Allow that number to sit for a moment… over 140 women. Most were between 13 and 20 years old. Multiple girls were under the age of 13; one said she was six. They were children.

One more number is arguably unfathomable; the first reports of abuse surfaced over 23 years ago. The victims — now “survivors” (as eloquently said by former Olympians Jamie Dantzscher and Raisman) — were asked to keep quiet… by other adult men and women.

With Nassar finally on trial — and struck by the sobering extent of this atrocity — I reached out to a few highly-respected and well-educated friends… friends for whom gymnastics was, well, “my sport”… “my first love,” said one…

… My emotions are a mixture of sadness, anger, and relief. I cannot say I’m happy… gymnastics was a huge part of my life… working through the pain… the discipline… I got to fly through the air and land on my feet! … those years gave me my best, longest friends… but the sport now has a black mark… those people ignored it…

He’s a predator…

He is still blaming the victims. Does he know he did wrong?

After agreeing to plead guilty to ten counts of first-degree criminal sexual conduct, Nassar wrote a letter to the judge two months before his sentencing. In his six-page assertion, Nassar shared he was unsure if he was mentally able to handle facing comments from those he abused; he also accused the judge of of grandstanding and conducting a “media circus” during the hearing that started a week ago Tuesday. He said, too, “I’ve tried to avoid a trial to save the stress to this community, my family, the victims, yet look what it is happening. It is wrong.” [Insert far more than a “yikes” here.]

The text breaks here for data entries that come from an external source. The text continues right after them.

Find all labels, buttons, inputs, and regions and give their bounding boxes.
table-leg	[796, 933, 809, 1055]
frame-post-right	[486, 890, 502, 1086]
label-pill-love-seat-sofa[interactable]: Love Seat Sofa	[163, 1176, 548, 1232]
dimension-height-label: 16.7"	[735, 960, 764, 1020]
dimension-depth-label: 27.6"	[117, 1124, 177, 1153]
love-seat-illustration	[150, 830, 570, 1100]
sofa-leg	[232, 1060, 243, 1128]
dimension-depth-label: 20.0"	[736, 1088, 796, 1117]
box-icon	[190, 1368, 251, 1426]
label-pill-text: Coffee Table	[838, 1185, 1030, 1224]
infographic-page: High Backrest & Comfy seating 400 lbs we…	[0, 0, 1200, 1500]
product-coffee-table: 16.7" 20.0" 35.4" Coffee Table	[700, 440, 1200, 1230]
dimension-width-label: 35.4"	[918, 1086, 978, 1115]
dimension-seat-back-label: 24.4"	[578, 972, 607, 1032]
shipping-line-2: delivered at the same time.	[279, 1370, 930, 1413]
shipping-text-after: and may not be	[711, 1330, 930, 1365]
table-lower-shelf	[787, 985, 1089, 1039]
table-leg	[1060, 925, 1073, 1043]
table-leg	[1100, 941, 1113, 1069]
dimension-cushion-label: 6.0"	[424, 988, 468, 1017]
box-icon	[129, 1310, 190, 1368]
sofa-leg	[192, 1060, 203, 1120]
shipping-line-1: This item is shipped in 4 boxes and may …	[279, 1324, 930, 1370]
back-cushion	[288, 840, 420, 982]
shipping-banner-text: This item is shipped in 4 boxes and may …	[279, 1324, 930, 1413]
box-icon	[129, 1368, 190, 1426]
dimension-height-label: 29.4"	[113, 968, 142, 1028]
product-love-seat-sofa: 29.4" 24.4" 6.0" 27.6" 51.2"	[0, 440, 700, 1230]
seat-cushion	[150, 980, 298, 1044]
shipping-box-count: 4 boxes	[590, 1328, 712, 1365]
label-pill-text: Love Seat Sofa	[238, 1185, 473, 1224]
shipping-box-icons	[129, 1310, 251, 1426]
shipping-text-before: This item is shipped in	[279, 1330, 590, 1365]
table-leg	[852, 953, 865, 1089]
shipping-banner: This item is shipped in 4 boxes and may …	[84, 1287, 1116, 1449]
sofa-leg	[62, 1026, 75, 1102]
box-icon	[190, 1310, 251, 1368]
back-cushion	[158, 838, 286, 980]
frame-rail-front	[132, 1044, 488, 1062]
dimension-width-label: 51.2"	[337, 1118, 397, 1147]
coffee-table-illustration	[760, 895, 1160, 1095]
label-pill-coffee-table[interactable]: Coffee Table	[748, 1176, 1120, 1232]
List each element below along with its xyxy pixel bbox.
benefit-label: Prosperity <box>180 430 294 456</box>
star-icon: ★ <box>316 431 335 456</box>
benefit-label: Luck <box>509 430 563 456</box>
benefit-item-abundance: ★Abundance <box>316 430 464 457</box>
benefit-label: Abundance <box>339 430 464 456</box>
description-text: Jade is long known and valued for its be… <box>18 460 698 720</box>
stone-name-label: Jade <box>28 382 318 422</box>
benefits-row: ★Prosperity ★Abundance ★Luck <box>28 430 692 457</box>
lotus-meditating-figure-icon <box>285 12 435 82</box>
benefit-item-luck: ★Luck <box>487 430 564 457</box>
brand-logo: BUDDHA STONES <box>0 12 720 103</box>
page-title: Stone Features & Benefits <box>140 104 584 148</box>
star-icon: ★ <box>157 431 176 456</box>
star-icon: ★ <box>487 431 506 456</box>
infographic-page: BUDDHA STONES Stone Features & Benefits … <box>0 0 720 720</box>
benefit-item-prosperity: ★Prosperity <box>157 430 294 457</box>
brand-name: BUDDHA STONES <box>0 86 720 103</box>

Yesterday Michigan judge Rosemarie Aquilina sentenced Nassar to 40 to 175 years in prison. Said Aquilina, first referencing his letter: “This letter tells me you have not yet owned what you did. You still think somehow you are right, you’re a doctor, that you’re entitled so you don’t have to listen.”

And more…

“… 40 years, just so you know and you can count it off your calendar, is 480 months. The tail end — because I need to send a message to the parole board in the event somehow God is gracious and I know he is — and you survive the 60 years in federal court first and then you start on my 40 years. You’ve gone off the page here as to what I’m doing. My page only goes to 100 years. Sir, I’m giving you 175 years, which is 2100 months. I’ve just signed your death warrant.”

While my trusted friends don’t believe any is beyond redemption — and granted, some situations are far harder than others — neither places human judgment over the miraculous works of the God of the universe; this situation is grievous…

This just breaks my heart.

Too many knew. Too many looked the other way… they covered up.

He used a situation in which girls trust the people in the room. He could not be trusted… but they didn’t know… they were children.



I pray this sentencing leaves a loud message to any other predator out there; your time is up… the consequences are huge.

Do I feel criminal justice was served? Yes. Full justice? Not sure. I try to leave that in God’s hands. He is wiser than I.

I pray the voice given to these young women, as well, as the sentencing… may they learn to trust again… may this be the beginning of healing… may they fly through the air again one day, knowing they will land on their feet.